During Obama’s press conference with the Italian prime minister, one reporter asked the president whether the church-state divide over social issues “would stand in the way of you and Pope Francis collaborating or forming a strategic alliance to tackle income inequality.”

Obama acknowledged, perhaps ruefully, that the Holy Father would not give his imprimatur for any White House policy initiatives.

“I don’t think that His Holiness envisions entering into a partnership or a coalition with any political figure on any issue,” said the president.

 

Food for Thought

It should come as no surprise that the president left the Vatican without a papal endorsement of his messaging on income equality.
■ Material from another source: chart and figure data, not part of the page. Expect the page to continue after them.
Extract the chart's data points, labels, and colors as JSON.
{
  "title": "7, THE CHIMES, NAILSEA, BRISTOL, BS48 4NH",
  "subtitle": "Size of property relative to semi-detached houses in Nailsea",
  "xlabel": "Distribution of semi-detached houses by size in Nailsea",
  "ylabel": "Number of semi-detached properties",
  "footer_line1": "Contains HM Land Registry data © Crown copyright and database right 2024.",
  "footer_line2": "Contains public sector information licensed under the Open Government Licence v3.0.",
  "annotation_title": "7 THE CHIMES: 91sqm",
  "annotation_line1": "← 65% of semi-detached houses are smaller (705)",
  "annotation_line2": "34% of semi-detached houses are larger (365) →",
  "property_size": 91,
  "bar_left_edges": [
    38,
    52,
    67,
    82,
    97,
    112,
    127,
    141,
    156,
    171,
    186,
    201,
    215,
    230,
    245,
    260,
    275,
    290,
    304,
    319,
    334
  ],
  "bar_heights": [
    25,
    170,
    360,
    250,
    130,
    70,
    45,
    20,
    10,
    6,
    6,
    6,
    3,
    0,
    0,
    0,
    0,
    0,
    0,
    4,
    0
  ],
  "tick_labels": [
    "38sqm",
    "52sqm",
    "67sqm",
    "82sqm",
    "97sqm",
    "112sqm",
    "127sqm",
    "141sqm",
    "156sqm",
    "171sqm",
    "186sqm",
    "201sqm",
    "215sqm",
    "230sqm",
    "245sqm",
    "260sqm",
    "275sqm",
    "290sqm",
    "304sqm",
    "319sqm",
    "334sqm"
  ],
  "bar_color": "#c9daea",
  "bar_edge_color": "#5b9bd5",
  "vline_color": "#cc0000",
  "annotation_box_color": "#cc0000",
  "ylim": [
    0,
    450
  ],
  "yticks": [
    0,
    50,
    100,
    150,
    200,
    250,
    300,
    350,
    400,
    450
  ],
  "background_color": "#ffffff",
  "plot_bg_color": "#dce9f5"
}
Pope Francis’ predecessors have also disappointed political leaders who sought their approval.

However, Pope Francis did give Obama a gift, nevertheless — a copy of Evangelii Gaudium (The Joy of the Gospel). That apostolic exhortation offers a blueprint of the Pope’s plan for evangelization to the fringes of the Church, and features a critique of market economies that ignore the needs of the poor..

But the papal document also has a good deal to say about the evil of abortion and the necessity of religious freedom.

“A healthy pluralism, one which genuinely respects differences and values them as such, does not entail privatizing religions in an attempt to reduce them to the quiet obscurity of the individual’s conscience or to relegate them to the enclosed precincts of churches, synagogues or mosques,” wrote Pope Francis.

President Obama thanked the Pope for giving him his exhortation and said he would read it.

Replied the Pope, “I hope.”

Joan Frawley Desmond is the Register’s senior editor.